L’allenatore scoraggia i propri giocatori - QdS

L’allenatore scoraggia i propri giocatori

Carlo Alberto Tregua

L’allenatore scoraggia i propri giocatori

martedì 04 Aprile 2023

Raffaele Fitto: “Nel 2026 non ce la faremo”

Abbiamo sentito il ministro Raffaele Fitto, che ha la delega di attuazione degli investimenti previsti dal Pnrr in sei misure (elencate nel box in fondo alla pagina), dire che entro il 2026 il Governo non sarà in condizione di far spendere a tutte le sue ramificazioni territoriali i circa duecento miliardi stanziati dall’Europa relativi al Pnrr.

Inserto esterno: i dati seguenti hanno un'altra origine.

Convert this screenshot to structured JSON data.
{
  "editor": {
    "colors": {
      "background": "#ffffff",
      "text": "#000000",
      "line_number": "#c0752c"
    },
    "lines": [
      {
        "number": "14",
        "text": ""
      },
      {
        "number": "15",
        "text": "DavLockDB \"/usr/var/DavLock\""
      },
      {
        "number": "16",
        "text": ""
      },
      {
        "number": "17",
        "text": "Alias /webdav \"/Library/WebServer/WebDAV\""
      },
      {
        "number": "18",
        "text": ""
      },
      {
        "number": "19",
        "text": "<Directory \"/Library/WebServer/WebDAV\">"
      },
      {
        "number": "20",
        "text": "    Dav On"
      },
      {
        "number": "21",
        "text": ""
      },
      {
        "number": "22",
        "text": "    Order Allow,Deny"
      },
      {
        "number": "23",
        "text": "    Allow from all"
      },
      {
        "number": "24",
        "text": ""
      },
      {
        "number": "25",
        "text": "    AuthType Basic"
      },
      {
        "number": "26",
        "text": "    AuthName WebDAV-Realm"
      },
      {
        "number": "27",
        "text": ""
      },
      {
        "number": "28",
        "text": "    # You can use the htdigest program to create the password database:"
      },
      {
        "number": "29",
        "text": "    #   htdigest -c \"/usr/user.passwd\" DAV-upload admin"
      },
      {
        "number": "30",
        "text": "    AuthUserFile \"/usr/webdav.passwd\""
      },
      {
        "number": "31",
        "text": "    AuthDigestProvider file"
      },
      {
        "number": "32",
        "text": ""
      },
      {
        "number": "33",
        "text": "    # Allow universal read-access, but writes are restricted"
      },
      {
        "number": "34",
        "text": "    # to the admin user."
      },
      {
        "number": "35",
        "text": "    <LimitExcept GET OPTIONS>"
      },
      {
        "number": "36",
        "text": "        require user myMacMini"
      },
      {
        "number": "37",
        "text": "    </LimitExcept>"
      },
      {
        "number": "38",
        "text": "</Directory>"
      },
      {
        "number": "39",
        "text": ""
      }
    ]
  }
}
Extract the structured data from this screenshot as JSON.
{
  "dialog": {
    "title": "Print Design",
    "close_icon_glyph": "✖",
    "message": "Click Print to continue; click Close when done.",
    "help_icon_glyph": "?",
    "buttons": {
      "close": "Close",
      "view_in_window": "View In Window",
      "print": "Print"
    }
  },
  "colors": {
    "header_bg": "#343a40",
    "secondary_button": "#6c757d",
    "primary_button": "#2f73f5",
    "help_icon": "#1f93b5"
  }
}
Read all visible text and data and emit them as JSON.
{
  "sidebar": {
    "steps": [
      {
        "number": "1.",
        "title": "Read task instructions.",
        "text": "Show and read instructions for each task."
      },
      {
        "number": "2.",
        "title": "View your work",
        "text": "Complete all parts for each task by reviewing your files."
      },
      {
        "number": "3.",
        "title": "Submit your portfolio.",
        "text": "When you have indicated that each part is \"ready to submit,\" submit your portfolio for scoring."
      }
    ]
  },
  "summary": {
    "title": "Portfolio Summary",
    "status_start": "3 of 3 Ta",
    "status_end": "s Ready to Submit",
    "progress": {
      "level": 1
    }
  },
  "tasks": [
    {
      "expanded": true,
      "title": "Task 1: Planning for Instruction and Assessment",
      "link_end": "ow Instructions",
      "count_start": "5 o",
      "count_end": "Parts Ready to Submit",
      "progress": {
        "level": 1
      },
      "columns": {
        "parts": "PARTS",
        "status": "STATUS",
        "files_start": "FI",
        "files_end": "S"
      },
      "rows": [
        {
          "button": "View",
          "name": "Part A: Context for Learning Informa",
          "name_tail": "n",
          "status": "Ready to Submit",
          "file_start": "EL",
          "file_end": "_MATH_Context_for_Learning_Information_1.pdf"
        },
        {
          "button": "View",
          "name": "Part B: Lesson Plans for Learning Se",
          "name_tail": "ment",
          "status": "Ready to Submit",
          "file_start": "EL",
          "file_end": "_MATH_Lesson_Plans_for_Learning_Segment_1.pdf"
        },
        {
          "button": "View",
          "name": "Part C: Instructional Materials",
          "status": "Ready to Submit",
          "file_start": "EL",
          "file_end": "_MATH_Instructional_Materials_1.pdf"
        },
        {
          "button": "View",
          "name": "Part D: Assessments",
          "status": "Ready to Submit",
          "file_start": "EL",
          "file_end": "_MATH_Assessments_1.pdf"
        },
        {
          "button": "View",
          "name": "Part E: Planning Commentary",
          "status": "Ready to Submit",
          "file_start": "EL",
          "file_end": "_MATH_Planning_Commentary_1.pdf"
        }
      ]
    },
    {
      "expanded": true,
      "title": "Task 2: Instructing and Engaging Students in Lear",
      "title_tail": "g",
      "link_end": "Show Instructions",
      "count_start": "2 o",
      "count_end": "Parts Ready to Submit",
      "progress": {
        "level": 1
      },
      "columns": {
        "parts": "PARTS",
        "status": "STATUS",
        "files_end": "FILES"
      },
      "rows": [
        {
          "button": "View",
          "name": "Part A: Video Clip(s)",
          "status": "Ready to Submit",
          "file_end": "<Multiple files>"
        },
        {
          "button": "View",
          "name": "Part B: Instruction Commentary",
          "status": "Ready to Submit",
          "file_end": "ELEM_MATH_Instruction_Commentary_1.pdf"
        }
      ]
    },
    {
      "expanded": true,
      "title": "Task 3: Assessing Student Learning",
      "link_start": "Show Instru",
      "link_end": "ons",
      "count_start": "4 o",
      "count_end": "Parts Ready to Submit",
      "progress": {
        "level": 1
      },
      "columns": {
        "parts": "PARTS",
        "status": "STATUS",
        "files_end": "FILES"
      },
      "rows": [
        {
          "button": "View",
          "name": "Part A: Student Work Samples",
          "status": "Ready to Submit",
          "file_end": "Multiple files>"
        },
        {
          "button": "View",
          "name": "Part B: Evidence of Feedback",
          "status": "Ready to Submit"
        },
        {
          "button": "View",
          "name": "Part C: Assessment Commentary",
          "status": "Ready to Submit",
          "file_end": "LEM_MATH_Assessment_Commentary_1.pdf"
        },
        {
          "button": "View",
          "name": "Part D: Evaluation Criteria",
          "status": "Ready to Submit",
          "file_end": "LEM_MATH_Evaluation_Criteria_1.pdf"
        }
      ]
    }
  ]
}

La sua esternazione è quantomeno singolare. È come se un allenatore che fa scendere la propria squadra in campo, negli spogliatoi dicesse ai propri giocatori: “Non ce la faremo a battere gli avversari”.
È ovvio che un’ammonizione negativa di questo tipo farebbe scoraggiare gli stessi giocatori, i quali entrerebbero in campo con le gambe tremolanti.

L’allenatore metaforico, in questo caso Fitto, dovrebbe dire esattamente il contrario: “Ce la faremo, perché dobbiamo farcela, mettendo in campo tutte le energie possibili e facendo anche l’impossibile perché, ripeto, ce la dobbiamo fare”.

Perché il nostro Paese con le sue ramificazioni territoriali non dovrebbe spendere i duecento miliardi? La risposta è univoca: perché ha una burocrazia arretrata, fatiscente, non aggiornata, incompetente, che non è in condizione di far funzionare la macchina in maniera ordinata, con la conseguenza di non poter raggiungere gli obiettivi previsti.

Ma c’è un’altra questione non meno importante. Si tratta del coacervo di norme (nazionali, regionali e locali) fra di loro contrastanti, scritte in modo confuso e non in italiano, bensì in burocratese, le quali non indicano strade nitide su cui far correre i processi amministrativi che portino alla realizzazione delle opere e dei servizi.

Vi è un terzo fattore che influenza l’ipotesi di non farcela ed è che nella Pubblica amministrazione di tutti i livelli manca il Pos (Piano Organizzativo dei Servizi) che, come abbiamo scritto innumerevoli volte, deve essere globale e prevedere ogni passaggio, i relativi tempi e gli obiettivi.

Vi è un quarto fattore di ostruzione al buon funzionamento della macchina: manca un sistema di controlli effettivo e non formale che paragoni gli obiettivi ai risultati, premiando e sanzionando i responsabili dei diversi procedimenti.

L’insieme dei difetti testé elencati non può essere eliminato con un colpo di bacchetta magica perché sono vent’anni e più che si pensa di riformare la Pubblica amministrazione.

Ci ha provato Brunetta quando è stato ministro della Pa nel 2008 e nel 2022; la ministra Madia e tanti altri; ma non avendo le competenze in organizzazione, hanno fallito la loro missione, il che è dimostrato dallo stato comatoso in cui si trova tutta la Pa del nostro Paese, ripetiamo, di ogni livello territoriale.
Non possiamo sottacere la questione del rapporto fra Pa e organizzazione sindacale dei dirigenti pubblici, presenti in sei/otto e più sigle. L’Aran, l’ente che tratta la materia per conto del Governo o delle giunte regionali, non ha mai avuto come condottiero una persona professionalmente allenata a stabilire le regole di funzionamento di un contratto dirigenziale, per cui è stata sempre vittima degli interessi particolari dei dirigenti, i quali – assurdo – si fissano gli obiettivi per poi prendere i premi.

I famosi totem di cui parlava Brunetta con le tre faccette (rossa, verde, gialla) da installare in ogni sportello pubblico non hanno mai trovato collocazione per lo strenuo contrasto di tutti i pubblici dipendenti, i quali temono fortemente il giudizio dei/delle cittadini/e, poiché prestano servizi mediocri e in genere insufficienti.
Eppure, la soddisfazione dei “clienti-cittadini/e” dovrebbe essere messa al primo punto nei procedimenti relativi alla produzione di servizi di vario genere. Ciò perché sono proprio i “clienti-cittadini/e” che pagano i loro stipendi con le imposte, per cui hanno il diritto di pretendere che i servizi siano di buona qualità.

Tornando a Fitto, lo invitiamo a ribaltare il suo annuncio, ad incoraggiare tutti coloro che devono preparare i progetti e controllare che, aperti i cantieri, le opere vengano consegnate entro il 2026.
Vedremo fra qualche anno se sarà il caso di chiedere deroghe all’Unione europea per spostare in avanti tale data. Ma non ora!